Manuel Valls évoque aussi "la nature même de l'attentat et du terroriste, qui a été tué", qu'il estime moins marquante que dans les précédents exemples : "Peu de complices, le mode opératoire qu'on appelle à tort ou à raison le 'terrorisme low-cost', c'est pas facile à identifier, ce n'est pas un visage, ce n'est pas un commando, ce n'est pas un acte clairement politique ou en tout cas vécu comme cela, avec la kalachnikov avec tous les symboles du terrorisme..."
"Il y a un faisceau d'éléments qui ont amené à ce que cet attentat terrible ne soit pas rentré dans cette mémoire", conclut-il. "Et c'est très difficile, pour les victimes qui ont le sentiment de vivre un autre traumatisme."

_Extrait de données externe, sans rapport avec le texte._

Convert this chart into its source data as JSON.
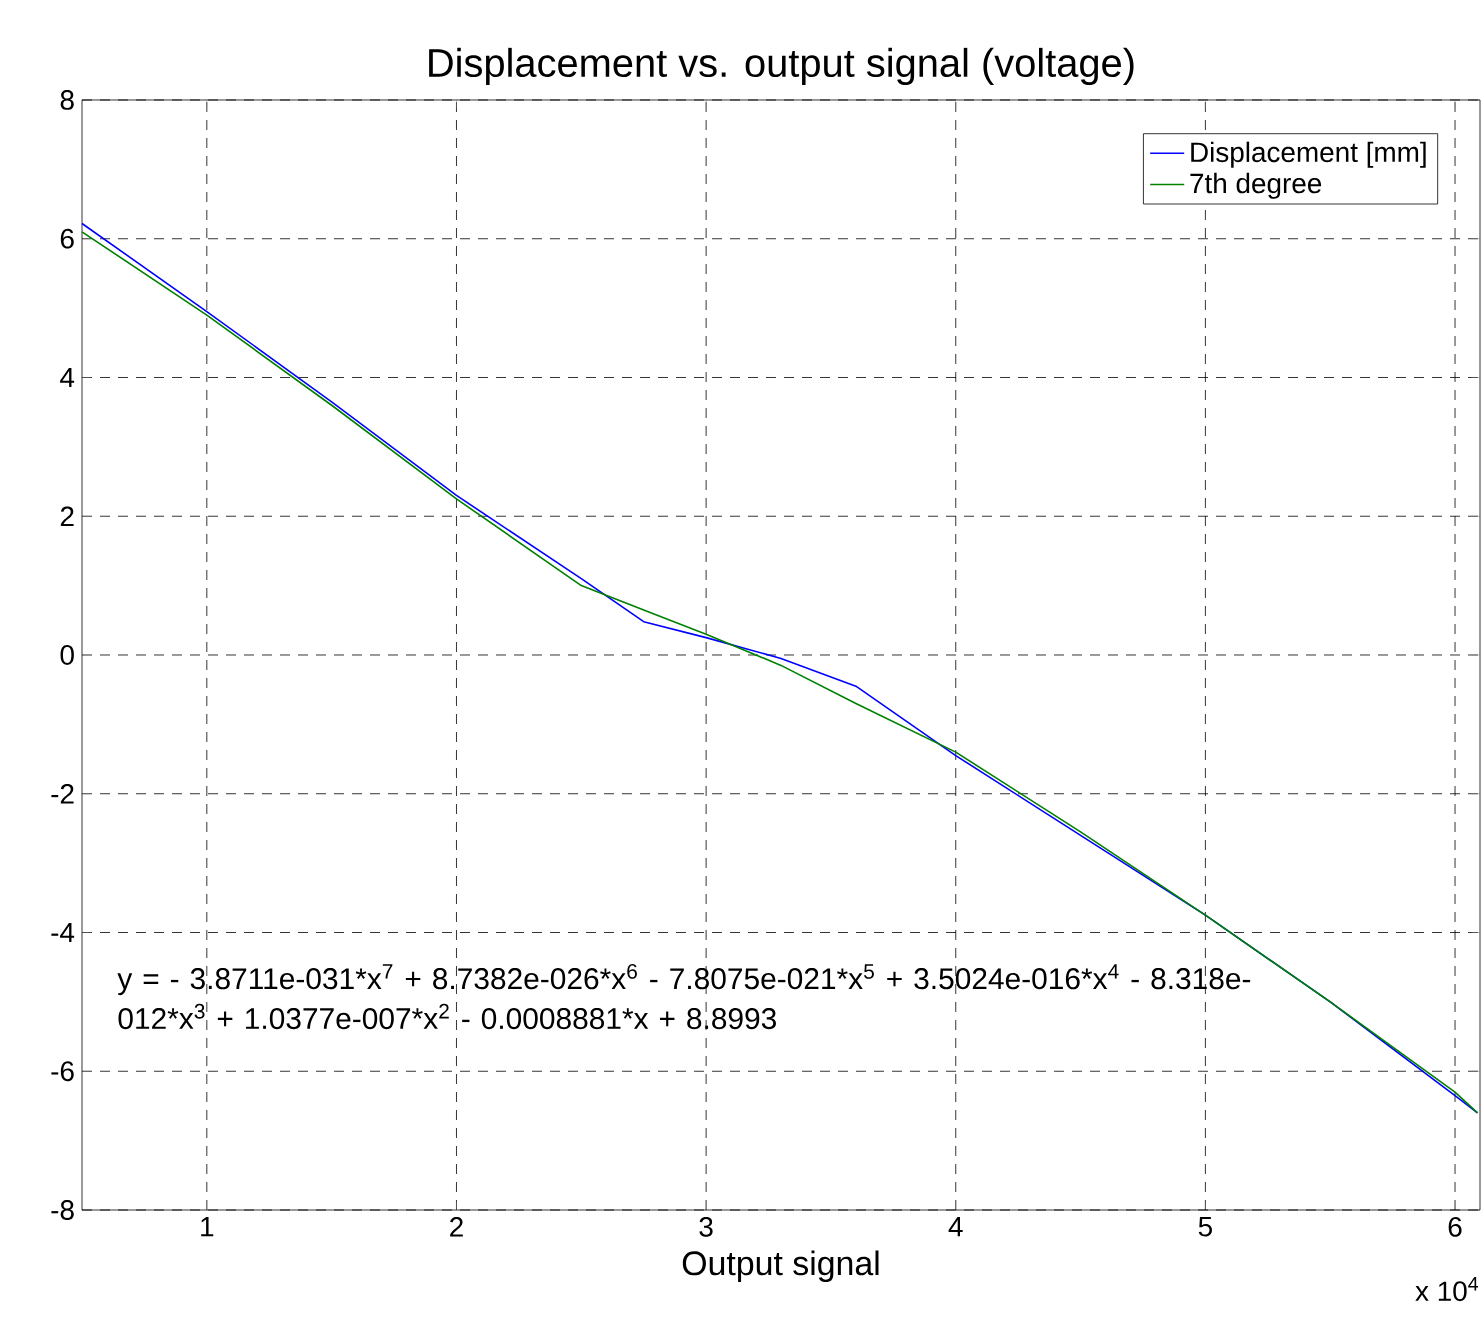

Un traumatisme qui sera peut-être apaisé ce soir, avec une cérémonie d'hommage aux victimes en présence d'Emmanuel Macron, sur les lieux de l'attaque. Marine Le Pen et Jordan Bardella, eux aussi, y prendront part. Une présence critiquée dans Nice-Matin, qui y voit "une opération de communication ourdie comme un jalon vers l’Elysée."
Manuel Valls, lui, ne partage pas cette indignation : "Les parlementaires nationaux et européens, tout le monde a sa place et c'est le moment de l'unité nationale et du rassemblement", estime-t-il. "Chacun a sa place et nous devons surtout penser aux victimes, aux morts, aux blessés, à leurs proches, à la ville de Nice qui a été touchée."